Presenting at the ACM User Interface Software and Technology Symposium in Tokyo last month, Nimesha Ranasinghe and Ellen Yi-Luen Do of the National University of Singapore revealed a nifty interface for stimulating sweetness.
Using a 9V battery, their virtual sweetness instrument uses a grid of four elements which generate temperature changes of 5°C in a few seconds.
When applied to the tip of the tongue, the temperature change results in a virtual sweet sensation.
While the initial findings are promising, the pair report that in a small test of 15 people, only eight registered a very mild sweet taste.
A prototype of the device incorporated into a spoon is currently being developed, with trials to start in early 2017, which could lead to a taste-enhancing technology for dieters andor those with health conditions.
Dr Ranashinghe told MailOnline: ‘We believe this will especially helpful for the people on restricted diets for example salt (hypertension and heart problems) and sugar (diabetics).
‘Similar applications will be explored with thermal stimulation of sweetness as well.’
Several projects have succeeded in tricking us into tasting things that aren’t there.
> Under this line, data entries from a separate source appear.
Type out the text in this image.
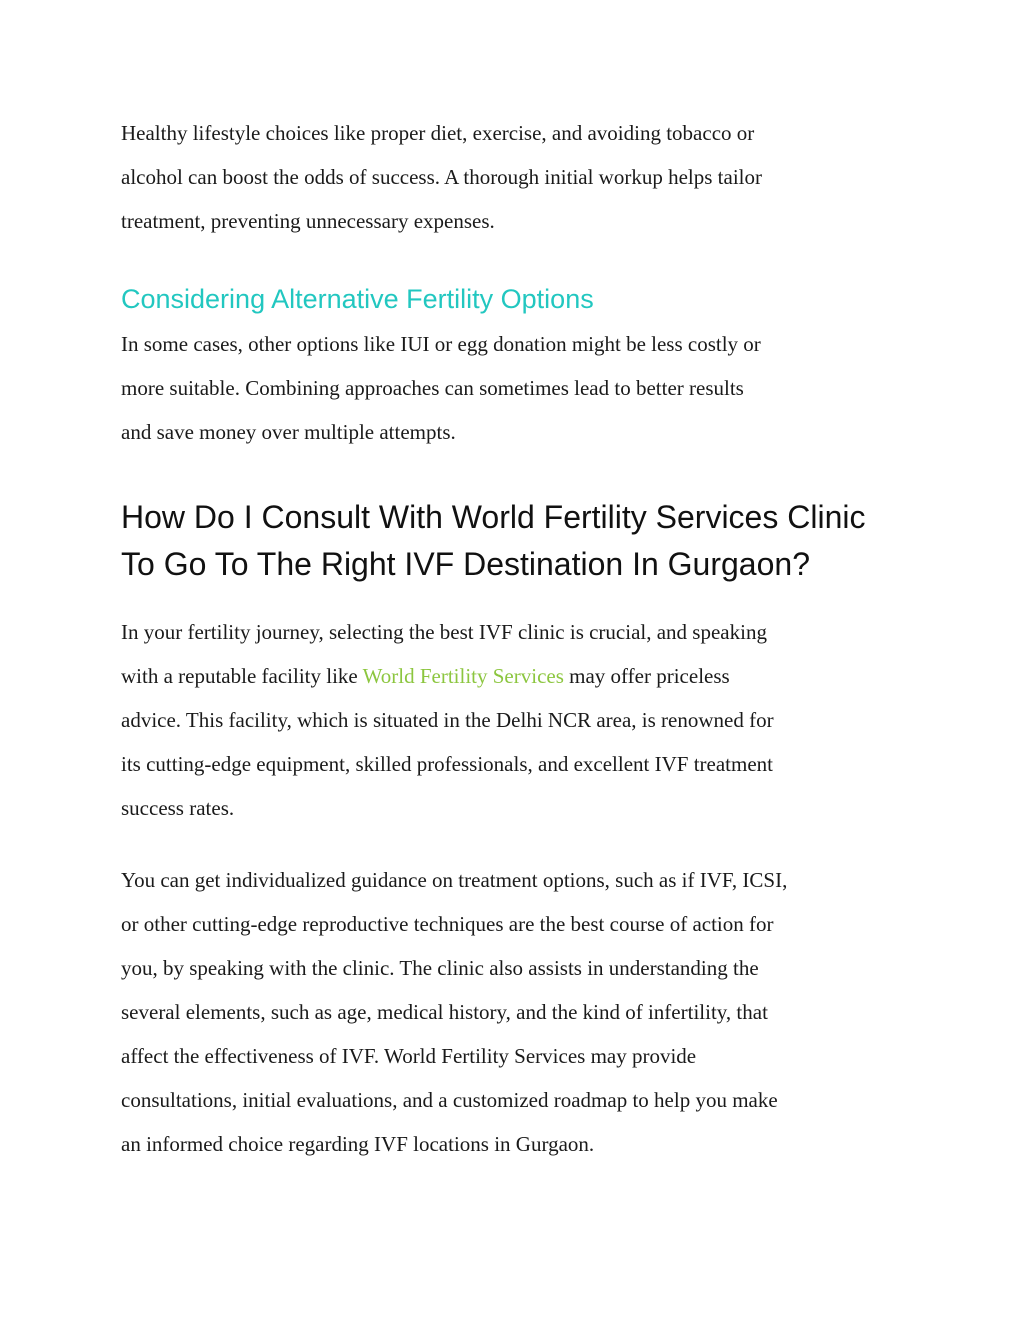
Healthy lifestyle choices like proper diet, exercise, and avoiding tobacco or
alcohol can boost the odds of success. A thorough initial workup helps tailor
treatment, preventing unnecessary expenses.

Considering Alternative Fertility Options

In some cases, other options like IUI or egg donation might be less costly or
more suitable. Combining approaches can sometimes lead to better results
and save money over multiple attempts.

How Do I Consult With World Fertility Services Clinic
To Go To The Right IVF Destination In Gurgaon?

In your fertility journey, selecting the best IVF clinic is crucial, and speaking
with a reputable facility like World Fertility Services may offer priceless
advice. This facility, which is situated in the Delhi NCR area, is renowned for
its cutting-edge equipment, skilled professionals, and excellent IVF treatment
success rates.

You can get individualized guidance on treatment options, such as if IVF, ICSI,
or other cutting-edge reproductive techniques are the best course of action for
you, by speaking with the clinic. The clinic also assists in understanding the
several elements, such as age, medical history, and the kind of infertility, that
affect the effectiveness of IVF. World Fertility Services may provide
consultations, initial evaluations, and a customized roadmap to help you make
an informed choice regarding IVF locations in Gurgaon.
Nimesha Ranasinghe at the National University of Singapore has already experimented with a “digital lollipop” to emulate different tastes, and a spoon embedded with electrodes that amplify the salty, sour, or bitter flavour of the real food eaten off it. However, his experiments with electrical stimulation had less success simulating sweetness compared to the other tastes. But digitising this taste could be particularly useful in, for example, helping people cut back on sugary food or drinks.